To create a virtual environment, run or submit the top-level setup-venv-pip.sh from the directory that contains the requirements.in file. If you want this script to use a specific Python version, set the PYTHON3 environment variable before running it. For example:

export PYTHON3=/usr/bin/python3.13  # optional
cd 2_validation/test_stacie_v1.0.0
sbatch ../../setup-venv-pip.sh

After the virtual environment has been created, you can run or submit the script job.sh to perform the actual work. If you want to work interactively with the virtual environment, you can source the .loadvenv script in the workflow directory.

Note that the workflows and scripts in this repository require Python 3.11 or higher. They have only been tested on an x86_64 Linux system (so far). All results on Zenodo were generated using the following module on the Tier2 VSC compute cluster donphan

module load Python/Python/3.13.1-GCCcore-14.2.0

When the setup-venv-pip.sh script detects the presence of the $VSC_HOME environment variable, it will automatically load this Python module and include it in the generated .loadvenv script.

How to Work With This Git Repository

Please, follow these guidelines to make clean commits to this repository:

  1. Install pre-commit on your system. (It is included in the requirements.in file, so it will be installed in the virtual environment when you run setup-venv-pip.sh.)
  2. Install the pre-commit hook by running pre-commit install in the root directory of this repository.
  3. Use git commit as you normally would.

If you are working in an environment with limited permissions, you can install pre-commit locally by running the following commands:

wget https://github.com/pre-commit/pre-commit/releases/download/v4.5.1/pre-commit-4.5.1.pyz
python pre-commit-4.5.1.pyz install

How to Make a New Release

After having updated the contents of the repository, the following steps are needed to make a new release on Zenodo:

  • Update CHANGELOG.md with a new version section, describing the changes since the last release.

  • Update the version number in 4_zenodo/zenodo.yaml.

  • Upload a draft release to Zenodo by running

    (cd 4_zenodo/; sbatch job.sh)
  • Visit the dataset page on Zenodo and click on "New version". The files and metadata will already be present due to the previous step.

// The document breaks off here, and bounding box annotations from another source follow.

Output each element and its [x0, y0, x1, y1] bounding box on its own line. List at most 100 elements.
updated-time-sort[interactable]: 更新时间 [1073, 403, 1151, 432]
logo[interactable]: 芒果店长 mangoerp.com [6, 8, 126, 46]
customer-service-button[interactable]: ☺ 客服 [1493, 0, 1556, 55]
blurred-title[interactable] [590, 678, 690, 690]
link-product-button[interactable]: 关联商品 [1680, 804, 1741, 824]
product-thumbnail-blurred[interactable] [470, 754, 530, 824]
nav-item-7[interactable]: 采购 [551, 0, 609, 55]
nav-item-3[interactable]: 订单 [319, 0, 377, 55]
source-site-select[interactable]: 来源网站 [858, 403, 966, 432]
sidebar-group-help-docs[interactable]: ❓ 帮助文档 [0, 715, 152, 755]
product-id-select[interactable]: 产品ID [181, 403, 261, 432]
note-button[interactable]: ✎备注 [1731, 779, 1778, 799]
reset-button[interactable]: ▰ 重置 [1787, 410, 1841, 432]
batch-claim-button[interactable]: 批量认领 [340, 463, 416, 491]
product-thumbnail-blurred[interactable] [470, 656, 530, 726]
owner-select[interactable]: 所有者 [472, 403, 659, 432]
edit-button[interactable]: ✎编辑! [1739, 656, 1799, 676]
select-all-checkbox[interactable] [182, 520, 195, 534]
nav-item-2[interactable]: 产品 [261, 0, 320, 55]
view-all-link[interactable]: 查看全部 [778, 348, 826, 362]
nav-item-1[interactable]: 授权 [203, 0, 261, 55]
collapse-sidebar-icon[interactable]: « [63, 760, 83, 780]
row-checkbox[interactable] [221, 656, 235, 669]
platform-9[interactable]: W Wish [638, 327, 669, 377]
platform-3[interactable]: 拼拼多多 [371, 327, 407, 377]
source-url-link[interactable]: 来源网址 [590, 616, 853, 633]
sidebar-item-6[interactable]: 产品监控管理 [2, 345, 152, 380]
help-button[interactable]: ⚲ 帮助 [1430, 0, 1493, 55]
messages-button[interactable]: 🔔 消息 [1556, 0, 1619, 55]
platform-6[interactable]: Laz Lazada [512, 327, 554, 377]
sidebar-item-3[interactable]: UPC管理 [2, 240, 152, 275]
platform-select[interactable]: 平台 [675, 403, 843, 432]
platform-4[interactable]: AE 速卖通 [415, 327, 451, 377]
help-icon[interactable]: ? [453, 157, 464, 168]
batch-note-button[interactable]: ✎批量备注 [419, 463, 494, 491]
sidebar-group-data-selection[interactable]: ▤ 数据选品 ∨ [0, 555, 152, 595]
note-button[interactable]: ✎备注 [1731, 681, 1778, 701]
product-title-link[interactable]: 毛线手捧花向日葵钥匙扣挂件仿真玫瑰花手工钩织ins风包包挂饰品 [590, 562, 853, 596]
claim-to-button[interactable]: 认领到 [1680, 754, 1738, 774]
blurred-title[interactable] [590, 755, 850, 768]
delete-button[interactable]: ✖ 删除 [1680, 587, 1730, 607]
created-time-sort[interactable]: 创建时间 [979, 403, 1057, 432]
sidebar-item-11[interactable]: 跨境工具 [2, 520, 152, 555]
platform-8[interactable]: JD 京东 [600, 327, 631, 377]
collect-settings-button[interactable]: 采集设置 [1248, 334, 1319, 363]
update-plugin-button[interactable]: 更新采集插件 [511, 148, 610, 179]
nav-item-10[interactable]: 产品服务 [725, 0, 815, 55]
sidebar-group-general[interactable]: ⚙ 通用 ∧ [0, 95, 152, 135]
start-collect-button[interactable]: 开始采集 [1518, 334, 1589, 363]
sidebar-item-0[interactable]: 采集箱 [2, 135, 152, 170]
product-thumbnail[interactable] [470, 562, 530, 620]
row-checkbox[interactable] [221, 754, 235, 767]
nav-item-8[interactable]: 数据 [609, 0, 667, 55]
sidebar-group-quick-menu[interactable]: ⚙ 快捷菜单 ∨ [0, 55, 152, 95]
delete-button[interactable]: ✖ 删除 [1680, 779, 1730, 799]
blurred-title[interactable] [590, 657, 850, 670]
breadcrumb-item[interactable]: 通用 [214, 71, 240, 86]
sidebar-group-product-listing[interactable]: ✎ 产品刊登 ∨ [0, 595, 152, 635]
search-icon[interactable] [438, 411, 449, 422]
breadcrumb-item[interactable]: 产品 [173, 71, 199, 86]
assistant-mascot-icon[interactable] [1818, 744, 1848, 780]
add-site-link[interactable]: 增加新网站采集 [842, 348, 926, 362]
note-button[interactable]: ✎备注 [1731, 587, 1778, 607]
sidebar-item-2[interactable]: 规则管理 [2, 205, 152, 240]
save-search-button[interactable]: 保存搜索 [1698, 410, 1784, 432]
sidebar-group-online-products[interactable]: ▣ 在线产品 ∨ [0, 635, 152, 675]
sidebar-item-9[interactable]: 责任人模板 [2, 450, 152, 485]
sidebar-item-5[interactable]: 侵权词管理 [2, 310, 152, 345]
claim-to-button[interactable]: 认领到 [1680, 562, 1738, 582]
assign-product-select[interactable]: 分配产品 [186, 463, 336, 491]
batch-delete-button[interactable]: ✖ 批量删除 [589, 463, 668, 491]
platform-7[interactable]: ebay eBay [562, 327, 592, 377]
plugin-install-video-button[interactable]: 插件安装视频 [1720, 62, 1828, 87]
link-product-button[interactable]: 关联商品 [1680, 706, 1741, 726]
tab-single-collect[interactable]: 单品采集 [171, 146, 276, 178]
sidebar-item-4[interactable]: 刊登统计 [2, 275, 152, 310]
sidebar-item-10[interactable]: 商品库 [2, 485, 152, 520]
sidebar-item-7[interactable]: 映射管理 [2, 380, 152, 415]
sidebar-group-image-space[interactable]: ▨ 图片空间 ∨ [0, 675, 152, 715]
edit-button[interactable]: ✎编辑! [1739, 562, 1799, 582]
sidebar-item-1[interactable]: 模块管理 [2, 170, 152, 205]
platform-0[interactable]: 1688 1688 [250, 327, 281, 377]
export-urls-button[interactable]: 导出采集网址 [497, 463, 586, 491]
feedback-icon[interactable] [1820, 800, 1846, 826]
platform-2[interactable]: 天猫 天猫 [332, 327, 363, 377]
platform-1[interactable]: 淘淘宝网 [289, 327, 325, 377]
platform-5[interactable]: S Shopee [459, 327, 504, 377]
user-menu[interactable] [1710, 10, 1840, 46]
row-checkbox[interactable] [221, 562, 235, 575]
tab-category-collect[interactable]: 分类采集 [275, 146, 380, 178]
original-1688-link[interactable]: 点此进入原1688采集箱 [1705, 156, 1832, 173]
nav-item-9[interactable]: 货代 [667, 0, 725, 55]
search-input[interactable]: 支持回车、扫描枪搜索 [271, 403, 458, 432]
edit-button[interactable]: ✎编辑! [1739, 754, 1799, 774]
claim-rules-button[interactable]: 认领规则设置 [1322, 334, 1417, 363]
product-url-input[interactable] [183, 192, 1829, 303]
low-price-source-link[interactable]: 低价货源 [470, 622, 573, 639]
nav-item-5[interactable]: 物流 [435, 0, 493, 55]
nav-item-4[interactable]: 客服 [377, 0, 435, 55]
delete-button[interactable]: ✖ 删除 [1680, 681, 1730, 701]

Request the DOI for the new draft and add this information to CHANGELOG.md.

  • Commit all changes to Git and run git tag with the new version number.

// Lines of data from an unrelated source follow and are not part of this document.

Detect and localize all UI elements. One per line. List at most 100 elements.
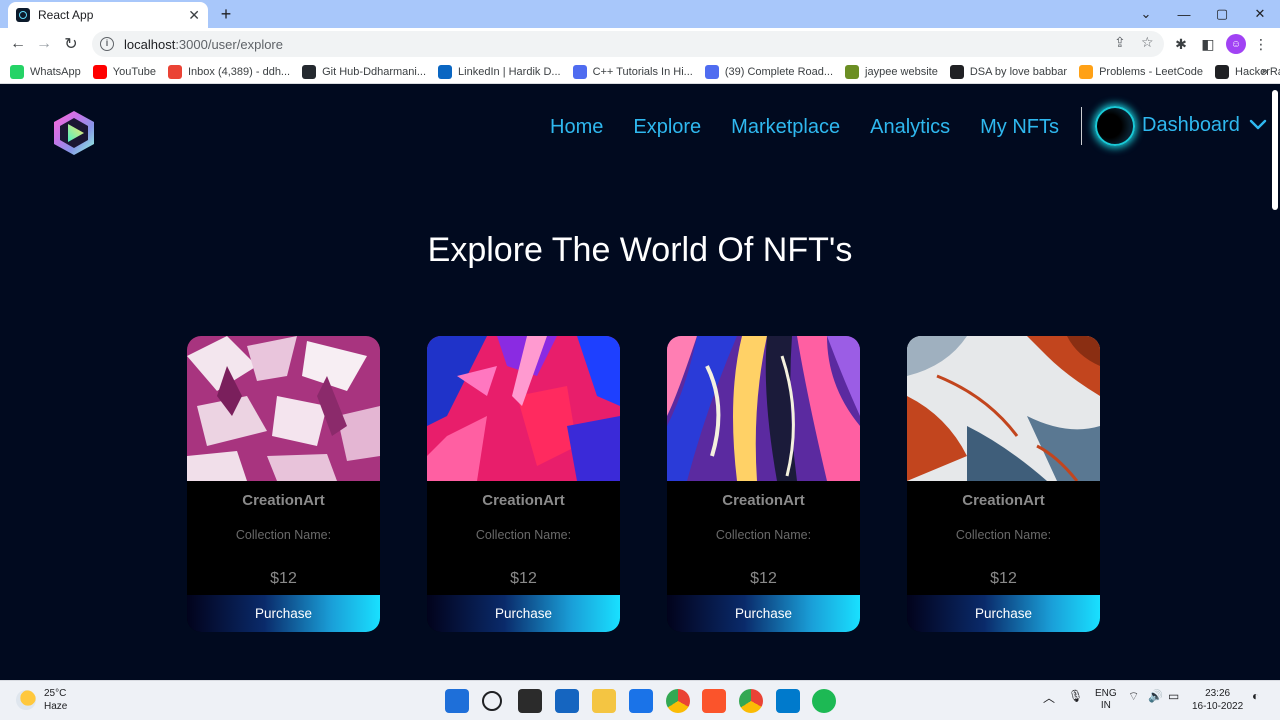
chevron-down-icon[interactable] bbox=[1248, 115, 1268, 135]
clock-time: 23:26 bbox=[1205, 688, 1231, 699]
nft-price: $12 bbox=[990, 570, 1017, 587]
bookmark-item[interactable]: jaypee website bbox=[845, 64, 938, 79]
bookmarks-more-icon[interactable]: » bbox=[1261, 64, 1268, 78]
volume-icon[interactable]: 🔊 bbox=[1148, 689, 1163, 703]
bookmark-item[interactable]: Problems - LeetCode bbox=[1079, 64, 1203, 79]
bookmark-star-icon[interactable]: ☆ bbox=[1141, 34, 1154, 51]
explore-page: Home Explore Marketplace Analytics My NF… bbox=[0, 85, 1280, 680]
nft-artwork-image[interactable] bbox=[427, 336, 620, 481]
bookmark-item[interactable]: Git Hub-Ddharmani... bbox=[302, 64, 427, 79]
bookmark-favicon-icon bbox=[92, 64, 107, 79]
bookmark-label: WhatsApp bbox=[30, 65, 81, 78]
tray-chevron-icon[interactable]: ︿ bbox=[1043, 689, 1055, 706]
collection-name: Collection Name: bbox=[475, 528, 572, 542]
start-icon[interactable] bbox=[445, 689, 469, 713]
bookmark-item[interactable]: (39) Complete Road... bbox=[704, 64, 834, 79]
share-icon[interactable]: ⇪ bbox=[1114, 34, 1126, 51]
bookmark-item[interactable]: DSA by love babbar bbox=[949, 64, 1068, 79]
new-tab-button[interactable]: + bbox=[216, 4, 236, 24]
chrome-icon[interactable] bbox=[666, 689, 690, 713]
bookmark-favicon-icon bbox=[1079, 64, 1094, 79]
url-host: localhost bbox=[124, 36, 176, 52]
menu-icon[interactable]: ⋮ bbox=[1252, 35, 1270, 53]
nft-card: CreationArt Collection Name: $12 Purchas… bbox=[667, 336, 860, 632]
store-icon[interactable] bbox=[555, 689, 579, 713]
language-indicator[interactable]: ENG IN bbox=[1095, 688, 1117, 712]
close-window-icon[interactable]: ✕ bbox=[1242, 0, 1278, 28]
clock-date: 16-10-2022 bbox=[1192, 701, 1244, 712]
microphone-icon[interactable]: 🎙 bbox=[1068, 689, 1083, 703]
nav-home[interactable]: Home bbox=[550, 116, 603, 139]
system-clock[interactable]: 23:26 16-10-2022 bbox=[1192, 687, 1243, 713]
search-icon[interactable] bbox=[482, 691, 502, 711]
nav-divider bbox=[1081, 107, 1082, 145]
bookmark-label: Inbox (4,389) - ddh... bbox=[187, 65, 291, 78]
vscode-icon[interactable] bbox=[776, 689, 800, 713]
bookmark-favicon-icon bbox=[10, 64, 24, 79]
brave-icon[interactable] bbox=[702, 689, 726, 713]
purchase-button[interactable]: Purchase bbox=[907, 595, 1100, 632]
bookmark-item[interactable]: C++ Tutorials In Hi... bbox=[572, 64, 693, 79]
page-title: Explore The World Of NFT's bbox=[427, 231, 853, 269]
bookmark-item[interactable]: WhatsApp bbox=[10, 64, 81, 79]
url-path: :3000/user/explore bbox=[175, 36, 283, 52]
address-bar[interactable]: i localhost:3000/user/explore bbox=[92, 31, 1164, 57]
extensions-icon[interactable]: ✱ bbox=[1172, 35, 1190, 53]
nft-artwork-image[interactable] bbox=[187, 336, 380, 481]
bookmark-item[interactable]: HackerRank bbox=[1215, 64, 1280, 79]
chrome-active-icon[interactable] bbox=[739, 689, 763, 713]
dashboard-menu[interactable]: Dashboard bbox=[1142, 114, 1240, 137]
nav-my-nfts[interactable]: My NFTs bbox=[980, 116, 1059, 139]
weather-icon bbox=[16, 690, 36, 710]
minimize-icon[interactable]: — bbox=[1166, 0, 1202, 28]
site-info-icon[interactable]: i bbox=[100, 37, 114, 51]
purchase-button[interactable]: Purchase bbox=[667, 595, 860, 632]
nav-marketplace[interactable]: Marketplace bbox=[731, 116, 840, 139]
back-icon[interactable]: ← bbox=[7, 33, 29, 55]
nft-name: CreationArt bbox=[482, 492, 565, 509]
side-panel-icon[interactable]: ◧ bbox=[1199, 35, 1217, 53]
browser-tab[interactable]: React App ✕ bbox=[8, 2, 208, 28]
spotify-icon[interactable] bbox=[812, 689, 836, 713]
nav-explore[interactable]: Explore bbox=[633, 116, 701, 139]
wifi-icon[interactable]: ⌔ bbox=[1128, 689, 1139, 704]
app-logo-icon[interactable] bbox=[52, 109, 96, 157]
bookmark-label: (39) Complete Road... bbox=[724, 65, 834, 78]
profile-avatar[interactable]: ☺ bbox=[1226, 34, 1246, 54]
bookmark-label: LinkedIn | Hardik D... bbox=[458, 65, 561, 78]
nav-analytics[interactable]: Analytics bbox=[870, 116, 950, 139]
bookmark-label: Git Hub-Ddharmani... bbox=[322, 65, 427, 78]
forward-icon[interactable]: → bbox=[33, 33, 55, 55]
purchase-button[interactable]: Purchase bbox=[187, 595, 380, 632]
nft-artwork-image[interactable] bbox=[907, 336, 1100, 481]
nft-name: CreationArt bbox=[722, 492, 805, 509]
bookmark-item[interactable]: Inbox (4,389) - ddh... bbox=[167, 64, 291, 79]
bookmark-item[interactable]: YouTube bbox=[92, 64, 156, 79]
maximize-icon[interactable]: ▢ bbox=[1204, 0, 1240, 28]
bookmark-favicon-icon bbox=[1215, 64, 1230, 79]
purchase-button[interactable]: Purchase bbox=[427, 595, 620, 632]
scrollbar-thumb[interactable] bbox=[1272, 90, 1278, 210]
browser-toolbar: ← → ↻ i localhost:3000/user/explore ⇪ ☆ … bbox=[0, 28, 1280, 60]
nft-card: CreationArt Collection Name: $12 Purchas… bbox=[187, 336, 380, 632]
user-avatar[interactable] bbox=[1095, 106, 1135, 146]
file-explorer-icon[interactable] bbox=[592, 689, 616, 713]
region-code: IN bbox=[1100, 700, 1111, 711]
bookmark-favicon-icon bbox=[949, 64, 964, 79]
bookmark-label: DSA by love babbar bbox=[969, 65, 1068, 78]
bookmark-favicon-icon bbox=[572, 64, 587, 79]
mail-icon[interactable] bbox=[629, 689, 653, 713]
tab-close-icon[interactable]: ✕ bbox=[188, 7, 200, 24]
weather-widget[interactable]: 25°C Haze bbox=[16, 687, 67, 713]
reload-icon[interactable]: ↻ bbox=[60, 33, 82, 55]
bookmark-item[interactable]: LinkedIn | Hardik D... bbox=[438, 64, 561, 79]
tab-search-icon[interactable]: ⌄ bbox=[1128, 0, 1164, 28]
collection-name: Collection Name: bbox=[235, 528, 332, 542]
task-view-icon[interactable] bbox=[518, 689, 542, 713]
nft-name: CreationArt bbox=[242, 492, 325, 509]
collection-name: Collection Name: bbox=[955, 528, 1052, 542]
nft-artwork-image[interactable] bbox=[667, 336, 860, 481]
battery-icon[interactable]: ▭ bbox=[1168, 689, 1179, 703]
nft-name: CreationArt bbox=[962, 492, 1045, 509]
notification-icon[interactable]: ◐ bbox=[1252, 689, 1259, 703]
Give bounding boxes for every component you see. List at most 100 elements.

  • Ensure that all validation results are up to date by running the workflows in 2_validation/. For example:

    (cd 2_validation/test_stacie_v1.0.0/; sbatch job.sh)

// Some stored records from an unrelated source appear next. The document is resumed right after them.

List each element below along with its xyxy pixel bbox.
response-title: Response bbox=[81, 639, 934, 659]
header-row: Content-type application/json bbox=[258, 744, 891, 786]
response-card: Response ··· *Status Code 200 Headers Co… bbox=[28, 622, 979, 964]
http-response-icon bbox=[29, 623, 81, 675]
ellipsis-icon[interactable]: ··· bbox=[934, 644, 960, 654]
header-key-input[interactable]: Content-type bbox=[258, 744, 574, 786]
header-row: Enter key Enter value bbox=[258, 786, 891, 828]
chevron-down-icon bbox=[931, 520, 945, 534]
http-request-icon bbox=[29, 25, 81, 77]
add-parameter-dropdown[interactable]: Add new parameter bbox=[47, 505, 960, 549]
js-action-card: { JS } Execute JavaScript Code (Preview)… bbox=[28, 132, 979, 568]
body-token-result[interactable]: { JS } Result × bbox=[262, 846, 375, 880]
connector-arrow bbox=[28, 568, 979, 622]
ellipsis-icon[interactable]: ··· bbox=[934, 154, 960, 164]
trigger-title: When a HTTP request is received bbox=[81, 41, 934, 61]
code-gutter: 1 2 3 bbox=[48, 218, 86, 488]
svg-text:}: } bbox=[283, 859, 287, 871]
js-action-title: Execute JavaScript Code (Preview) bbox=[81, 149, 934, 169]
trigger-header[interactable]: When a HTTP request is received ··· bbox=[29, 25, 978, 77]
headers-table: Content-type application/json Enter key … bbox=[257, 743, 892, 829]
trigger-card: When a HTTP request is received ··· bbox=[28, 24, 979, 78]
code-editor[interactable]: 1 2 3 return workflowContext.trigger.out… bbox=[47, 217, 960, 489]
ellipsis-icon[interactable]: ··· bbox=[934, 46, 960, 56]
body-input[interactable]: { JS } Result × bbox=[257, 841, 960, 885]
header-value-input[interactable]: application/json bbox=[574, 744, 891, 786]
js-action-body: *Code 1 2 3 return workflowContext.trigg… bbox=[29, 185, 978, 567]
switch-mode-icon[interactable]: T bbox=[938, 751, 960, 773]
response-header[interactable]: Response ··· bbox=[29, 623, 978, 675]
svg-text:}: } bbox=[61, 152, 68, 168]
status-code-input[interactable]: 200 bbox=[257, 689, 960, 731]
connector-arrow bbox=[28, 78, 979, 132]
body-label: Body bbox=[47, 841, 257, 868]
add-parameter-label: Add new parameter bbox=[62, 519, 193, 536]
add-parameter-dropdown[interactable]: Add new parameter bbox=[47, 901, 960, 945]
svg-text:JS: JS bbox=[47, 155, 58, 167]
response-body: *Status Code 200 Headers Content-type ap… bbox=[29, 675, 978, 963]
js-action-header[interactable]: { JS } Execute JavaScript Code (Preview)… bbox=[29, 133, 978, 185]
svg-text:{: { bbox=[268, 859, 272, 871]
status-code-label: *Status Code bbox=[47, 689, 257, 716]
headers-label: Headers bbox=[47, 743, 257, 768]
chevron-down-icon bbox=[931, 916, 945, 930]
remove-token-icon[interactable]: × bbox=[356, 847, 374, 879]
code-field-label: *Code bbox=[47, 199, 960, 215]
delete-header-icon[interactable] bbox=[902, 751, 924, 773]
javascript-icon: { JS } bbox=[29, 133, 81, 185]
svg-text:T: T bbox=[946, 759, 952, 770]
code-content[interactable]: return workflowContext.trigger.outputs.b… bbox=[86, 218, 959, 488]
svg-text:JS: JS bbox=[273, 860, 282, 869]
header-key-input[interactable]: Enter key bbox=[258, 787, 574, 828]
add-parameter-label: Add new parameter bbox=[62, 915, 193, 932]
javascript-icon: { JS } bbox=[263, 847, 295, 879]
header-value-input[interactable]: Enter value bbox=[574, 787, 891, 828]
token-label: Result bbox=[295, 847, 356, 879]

    Note that the tests write JSON files with validation results to 3_report/results, which are included in the Zenodo release.

  • Recompile all PDF files in the repository to include the Git hash in the PDF frontmatter:

    (cd 3_report/; sbatch job.sh)
  • Sync your local data one last time with Zenodo:

    (cd 4_zenodo/; sbatch job.sh)
  • Log in to https://zenodo.org/, go to your draft release, check that all files have been uploaded correctly, and publish the release.

  • Push your commits and tags to GitHub.